The use of anti-Semitism as the main narrative for “Toulouse” led to a further internationalising step in the depiction of these events, as commentators increasingly linked the attacks to the Israel/Palestine conflict. Links between the Toulouse school victims and Israel seemed obvious when their mourning ceremony was held in Jerusalem. Radical post-colonial political organizations such as the Parti des Indigènes de la République (Party of the Republic’s Indigenous – a reference to the colonial terminology noticeably applied to Muslim Algerians), which has been most active in importing theories of “decoloniality” in France, reframed Merah’s acts as the result of a global imperialist oppression against Muslims, in which Israel was a leading participant. This argument took off very quickly, and comments then focused on the alleged responsibility of “Israel” or “Muslims” in Merah’s killings. In an interesting turn of events, radical right commentators were active on both sides.

Self-proclaimed friends of Mohammed Merah told journalists that, “he was a pure product of France”. Indeed he hardly fitted the imaginary of the transnational terrorist carrying out the plans of high-ranking Al Qaida strategists. His connections with Palestinian political actors were even less palpable, although a trip he had taken to Israel led to wild speculation – including a rumour that close friends of Nicolas Sarkozy had personally intervened to secure his safe entry into Israel. Yet depicting Merah’s acts as somewhat related to the Israel/Palestine conflict achieved, alongside this internationalization of the events, the drawing of a veil over how this all fitted into French colonial and post-colonial history, and exactly which issues it conjured up concerning ethnic relations in multicultural France. It also served as a distraction from the specific question of how the French post-colonial migrant background relates to the most Republican of institutions, the army.

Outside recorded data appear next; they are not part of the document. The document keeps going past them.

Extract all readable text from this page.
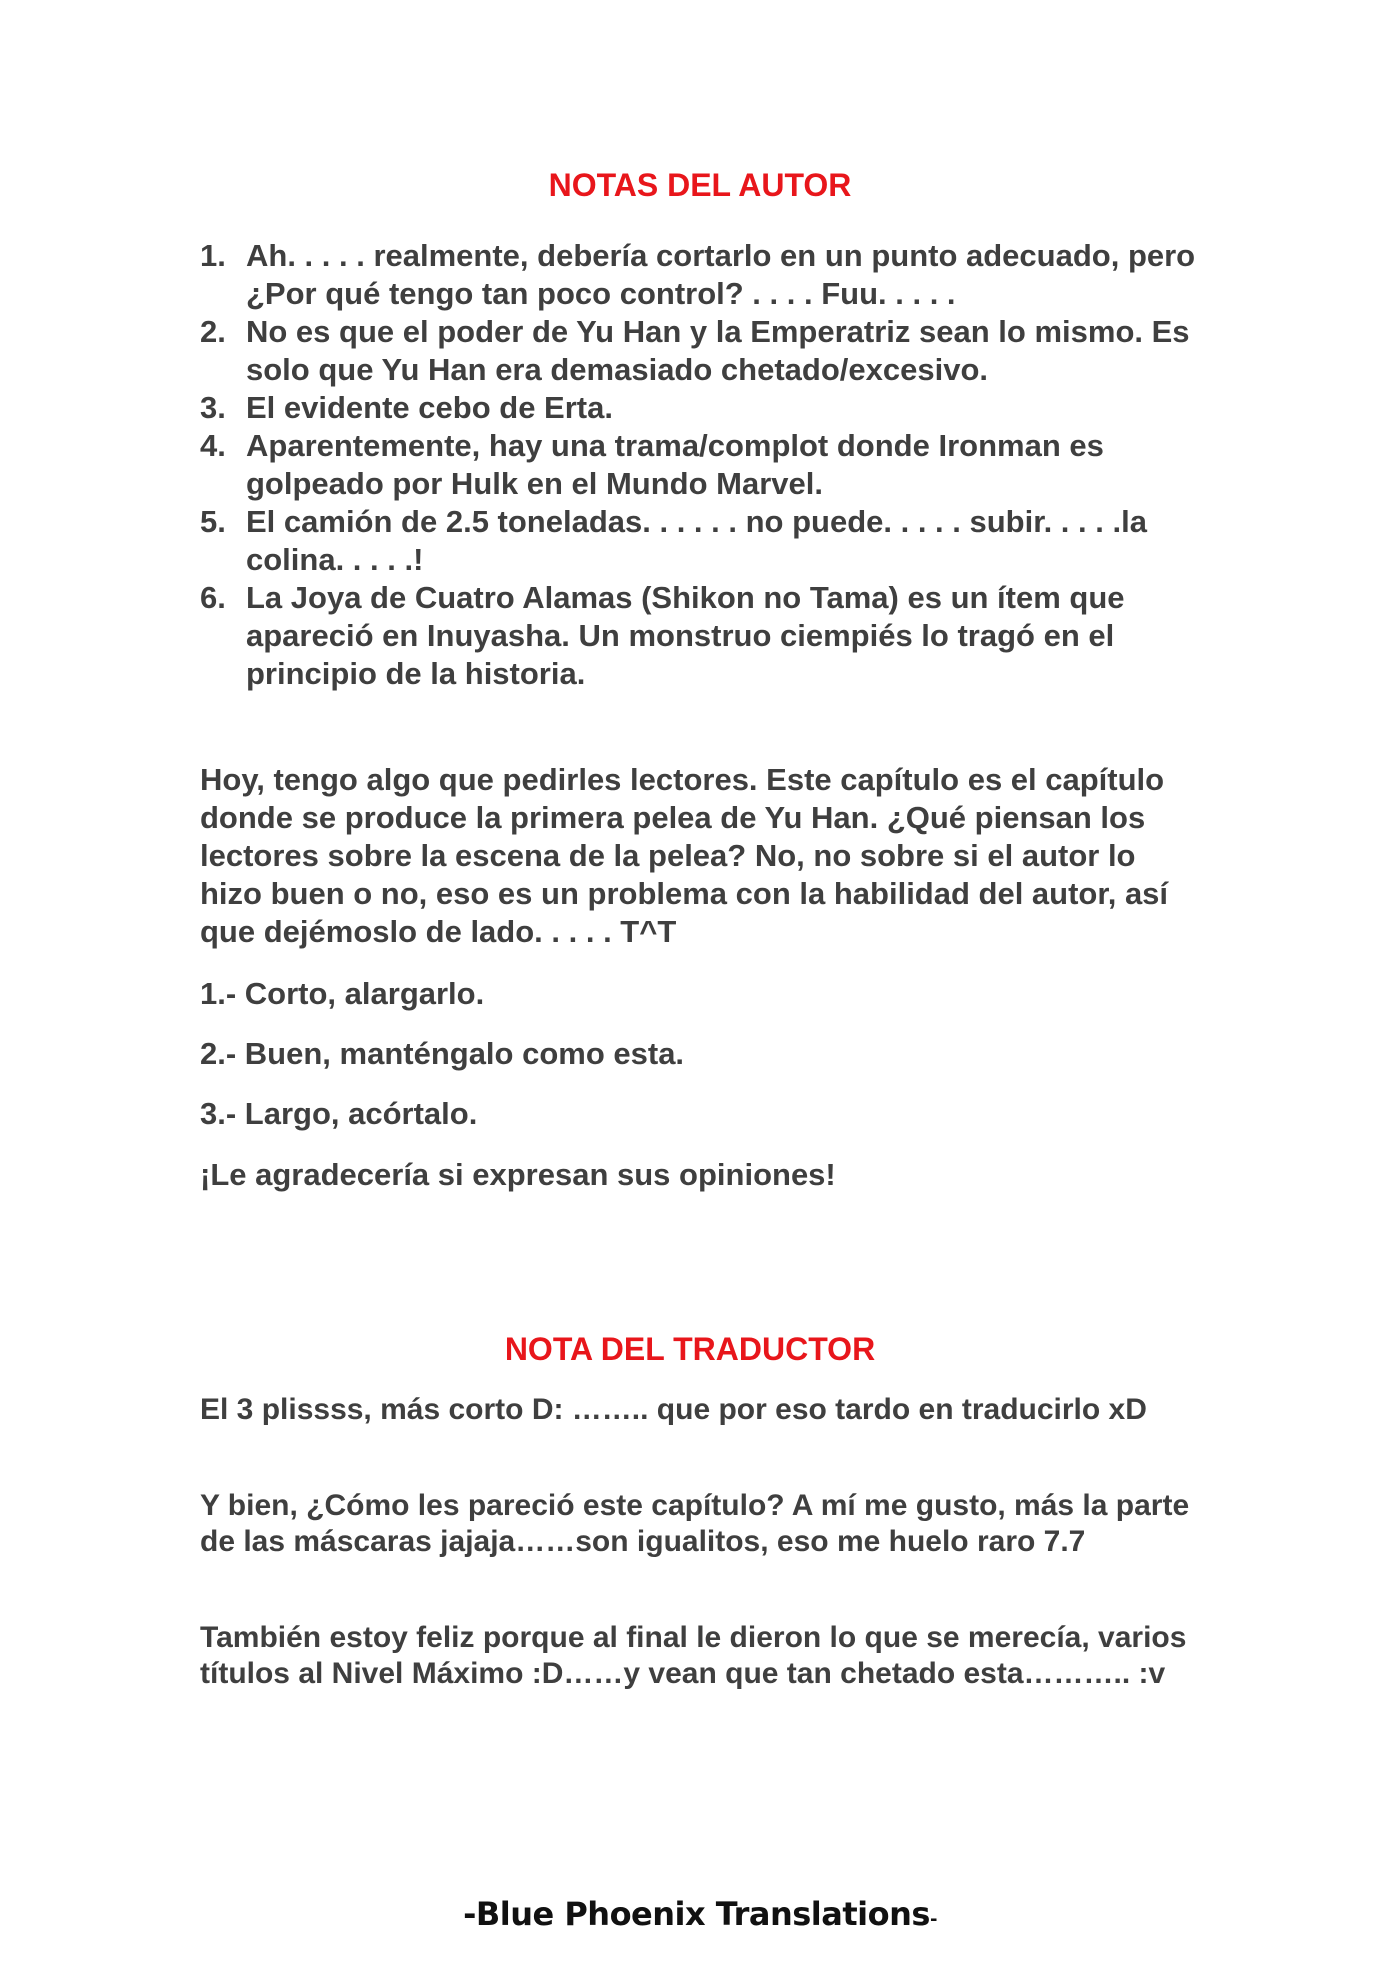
NOTAS DEL AUTOR
1. Ah. . . . . realmente, debería cortarlo en un punto adecuado, pero ¿Por qué tengo tan poco control? . . . . Fuu. . . . .
2. No es que el poder de Yu Han y la Emperatriz sean lo mismo. Es solo que Yu Han era demasiado chetado/excesivo.
3. El evidente cebo de Erta.
4. Aparentemente, hay una trama/complot donde Ironman es golpeado por Hulk en el Mundo Marvel.
5. El camión de 2.5 toneladas. . . . . . no puede. . . . . subir. . . . .la colina. . . . .!
6. La Joya de Cuatro Alamas (Shikon no Tama) es un ítem que apareció en Inuyasha. Un monstruo ciempiés lo tragó en el principio de la historia.

Hoy, tengo algo que pedirles lectores. Este capítulo es el capítulo donde se produce la primera pelea de Yu Han. ¿Qué piensan los lectores sobre la escena de la pelea? No, no sobre si el autor lo hizo buen o no, eso es un problema con la habilidad del autor, así que dejémoslo de lado. . . . . T^T

1.- Corto, alargarlo.

2.- Buen, manténgalo como esta.

3.- Largo, acórtalo.

¡Le agradecería si expresan sus opiniones!

NOTA DEL TRADUCTOR

El 3 plissss, más corto D: …….. que por eso tardo en traducirlo xD

Y bien, ¿Cómo les pareció este capítulo? A mí me gusto, más la parte de las máscaras jajaja……son igualitos, eso me huelo raro 7.7

También estoy feliz porque al final le dieron lo que se merecía, varios títulos al Nivel Máximo :D……y vean que tan chetado esta……….. :v

-Blue Phoenix Translations-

In his classic account of French anarchist violent direct action at the end the XIXth century, Uri Eisenzweig examines the principles behind the doctrine of “propaganda by the deed”: in a context where the relevant public, the working class, were considered too oppressed to relate to elaborated ideological discourses theorizing their struggle, the terrorist act was meant to convey a clear, transparent political message. However, the message spelt out by this succession of events was anything but clear. The attack indeed opened a void in which a virtually unlimited array of commentators could appropriate the action for their own purposes. The proliferation of discourses ensured that the interpretation of the event escaped out of the control of its perpetrator and crystallized around any topical issues it could find. Indeed, no matter what Merah intended to achieve, interpretations of the Toulouse events have disclosed the main cleavages in contemporary French political discourse, while circling around the obsession with anti-Semitism, before pointing as well to various elements that the French would clearly rather not think about at all.